Tra i tanti governatori di banche centrali presenti e tra gli economisti, l’inatteso discorso ha avuto un impatto forte: da un lato ha segnalato la difficoltà della Bce a fare politica monetaria in un’area non solo diversificata ma anche segnata da numerose economie inefficienti e sclerotizzate; dall’altro è stato il richiamo probabilmente finora più forte ai governi affinché cambino – «prima lo si fa, meglio è» – l’economia europea. Draghi ha notato che un terzo dei discorsi dei membri del consiglio dei Governatori questo ha rivendicato il diritto della banca centrale a parlarne, anche se le riforme le devono poi fare i governi. Discorso forte, tutto concentrato sulla necessità di intervenire sul lato dell’offerta economica, cioè del facilitare il fare impresa.
Il presidente della Bce ha anche sottolineato che le prospettive dell’eurozona non sono «mai state così positive negli ultimi sette anni», mentre in tema di flessibilità ha detto che «è preferibile» la contrattazione a livello aziendale perché difende meglio l’occupazione. Un commento a distanza è arrivato dal segretario della Cgil, Susanna Camusso: è facile pronosticare una ripresa «dopo sette anni in arretramento».

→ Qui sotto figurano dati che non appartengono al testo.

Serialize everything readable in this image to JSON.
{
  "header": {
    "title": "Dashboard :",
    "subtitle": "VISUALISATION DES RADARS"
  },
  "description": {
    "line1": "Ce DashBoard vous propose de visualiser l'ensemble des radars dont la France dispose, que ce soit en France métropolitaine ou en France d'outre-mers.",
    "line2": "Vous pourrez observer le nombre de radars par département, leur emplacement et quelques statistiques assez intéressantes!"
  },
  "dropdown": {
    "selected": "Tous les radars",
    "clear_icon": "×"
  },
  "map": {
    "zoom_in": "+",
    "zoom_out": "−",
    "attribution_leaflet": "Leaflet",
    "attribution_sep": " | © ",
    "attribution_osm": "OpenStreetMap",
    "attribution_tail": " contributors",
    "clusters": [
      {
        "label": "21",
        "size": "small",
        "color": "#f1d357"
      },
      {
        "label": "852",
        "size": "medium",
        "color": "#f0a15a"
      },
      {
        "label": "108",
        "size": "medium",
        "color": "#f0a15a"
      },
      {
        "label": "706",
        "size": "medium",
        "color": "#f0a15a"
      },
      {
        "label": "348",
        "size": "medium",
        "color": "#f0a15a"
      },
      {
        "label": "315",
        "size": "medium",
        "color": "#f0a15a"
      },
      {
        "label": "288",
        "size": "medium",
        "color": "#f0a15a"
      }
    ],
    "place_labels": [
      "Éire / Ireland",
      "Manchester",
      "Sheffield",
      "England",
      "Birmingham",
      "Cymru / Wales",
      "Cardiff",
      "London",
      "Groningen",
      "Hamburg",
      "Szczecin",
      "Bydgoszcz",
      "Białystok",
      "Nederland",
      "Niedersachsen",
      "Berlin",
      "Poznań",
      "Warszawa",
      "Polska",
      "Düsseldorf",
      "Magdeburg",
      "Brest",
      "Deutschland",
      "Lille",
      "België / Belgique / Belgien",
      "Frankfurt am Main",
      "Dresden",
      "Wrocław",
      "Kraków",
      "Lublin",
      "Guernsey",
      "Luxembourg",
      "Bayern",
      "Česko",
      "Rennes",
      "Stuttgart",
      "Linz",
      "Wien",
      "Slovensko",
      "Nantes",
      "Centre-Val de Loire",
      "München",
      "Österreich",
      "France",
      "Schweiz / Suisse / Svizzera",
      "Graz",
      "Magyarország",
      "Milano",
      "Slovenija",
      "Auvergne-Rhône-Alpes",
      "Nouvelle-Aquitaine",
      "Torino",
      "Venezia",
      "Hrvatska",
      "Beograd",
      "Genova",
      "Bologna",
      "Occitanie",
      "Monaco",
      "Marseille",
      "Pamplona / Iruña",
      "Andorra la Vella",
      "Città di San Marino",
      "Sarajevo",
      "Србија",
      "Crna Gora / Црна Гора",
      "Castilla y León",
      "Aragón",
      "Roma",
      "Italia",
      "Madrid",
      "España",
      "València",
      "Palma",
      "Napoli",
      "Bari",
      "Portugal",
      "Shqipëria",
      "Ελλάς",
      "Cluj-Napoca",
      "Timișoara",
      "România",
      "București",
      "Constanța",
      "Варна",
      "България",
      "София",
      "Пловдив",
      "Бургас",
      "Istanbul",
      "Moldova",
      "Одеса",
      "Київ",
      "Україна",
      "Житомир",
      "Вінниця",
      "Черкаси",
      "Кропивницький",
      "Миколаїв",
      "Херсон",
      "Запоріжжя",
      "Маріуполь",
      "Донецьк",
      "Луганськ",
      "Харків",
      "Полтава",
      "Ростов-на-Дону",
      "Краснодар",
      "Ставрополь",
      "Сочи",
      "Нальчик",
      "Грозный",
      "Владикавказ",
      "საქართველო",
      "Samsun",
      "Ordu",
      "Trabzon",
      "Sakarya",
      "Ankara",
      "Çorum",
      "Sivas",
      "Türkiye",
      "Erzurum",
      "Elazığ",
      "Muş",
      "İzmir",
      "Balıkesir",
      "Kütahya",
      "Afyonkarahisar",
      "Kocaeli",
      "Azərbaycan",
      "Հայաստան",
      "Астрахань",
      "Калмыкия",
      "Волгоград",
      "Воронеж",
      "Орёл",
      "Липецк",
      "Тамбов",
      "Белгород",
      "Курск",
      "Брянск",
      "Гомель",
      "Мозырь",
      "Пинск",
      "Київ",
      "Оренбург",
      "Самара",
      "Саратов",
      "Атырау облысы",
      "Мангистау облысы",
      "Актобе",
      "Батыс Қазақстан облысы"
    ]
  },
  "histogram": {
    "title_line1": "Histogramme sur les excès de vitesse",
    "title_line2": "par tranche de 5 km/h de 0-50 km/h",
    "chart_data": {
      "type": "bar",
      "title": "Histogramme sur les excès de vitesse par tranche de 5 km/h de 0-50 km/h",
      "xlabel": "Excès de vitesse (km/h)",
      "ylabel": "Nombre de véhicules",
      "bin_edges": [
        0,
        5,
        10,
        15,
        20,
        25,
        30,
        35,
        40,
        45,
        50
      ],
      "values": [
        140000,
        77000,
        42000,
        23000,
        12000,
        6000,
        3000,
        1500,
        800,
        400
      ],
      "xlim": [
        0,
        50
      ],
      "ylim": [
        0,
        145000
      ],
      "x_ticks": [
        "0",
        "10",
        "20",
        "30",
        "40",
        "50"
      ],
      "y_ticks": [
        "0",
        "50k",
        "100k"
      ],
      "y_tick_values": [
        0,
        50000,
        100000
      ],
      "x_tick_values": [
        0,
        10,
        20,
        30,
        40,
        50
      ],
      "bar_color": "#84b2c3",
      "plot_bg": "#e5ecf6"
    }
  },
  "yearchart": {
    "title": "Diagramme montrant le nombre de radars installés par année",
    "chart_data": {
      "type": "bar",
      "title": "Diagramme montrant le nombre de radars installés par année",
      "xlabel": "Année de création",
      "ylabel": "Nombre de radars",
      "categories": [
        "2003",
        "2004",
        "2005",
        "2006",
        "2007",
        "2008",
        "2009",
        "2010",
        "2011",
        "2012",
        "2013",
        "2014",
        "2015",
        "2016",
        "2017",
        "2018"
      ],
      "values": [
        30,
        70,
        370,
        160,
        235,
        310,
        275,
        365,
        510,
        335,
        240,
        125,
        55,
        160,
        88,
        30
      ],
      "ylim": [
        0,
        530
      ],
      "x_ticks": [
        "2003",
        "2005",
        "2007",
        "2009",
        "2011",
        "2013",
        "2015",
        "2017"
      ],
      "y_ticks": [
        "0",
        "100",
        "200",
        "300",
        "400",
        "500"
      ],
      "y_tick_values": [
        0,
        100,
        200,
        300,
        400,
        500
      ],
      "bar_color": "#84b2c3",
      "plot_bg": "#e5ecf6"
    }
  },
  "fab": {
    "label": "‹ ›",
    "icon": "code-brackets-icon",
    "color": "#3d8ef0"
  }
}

Senza rispondere direttamente a Draghi, l’ex segretario al Tesoro americano Larry Summers ha offerto una lettura della situazione e del da farsi nettamente diversa da quella del presidente della Bce: tutta orientata al dovere sostenere la domanda. Un punto di vista sia americano sia keynesiano. Ha in sostanza ribadito la sua idea di «stagnazione secolare», cioè di una modificazione profonda intervenuta nell’economia del mondo a causa della Grande crisi: con la creazione di una realtà economica nella quale si risparmia molto e si investe poco. A suo parere servono, dunque, «con urgenza», politiche di stimolo della domanda.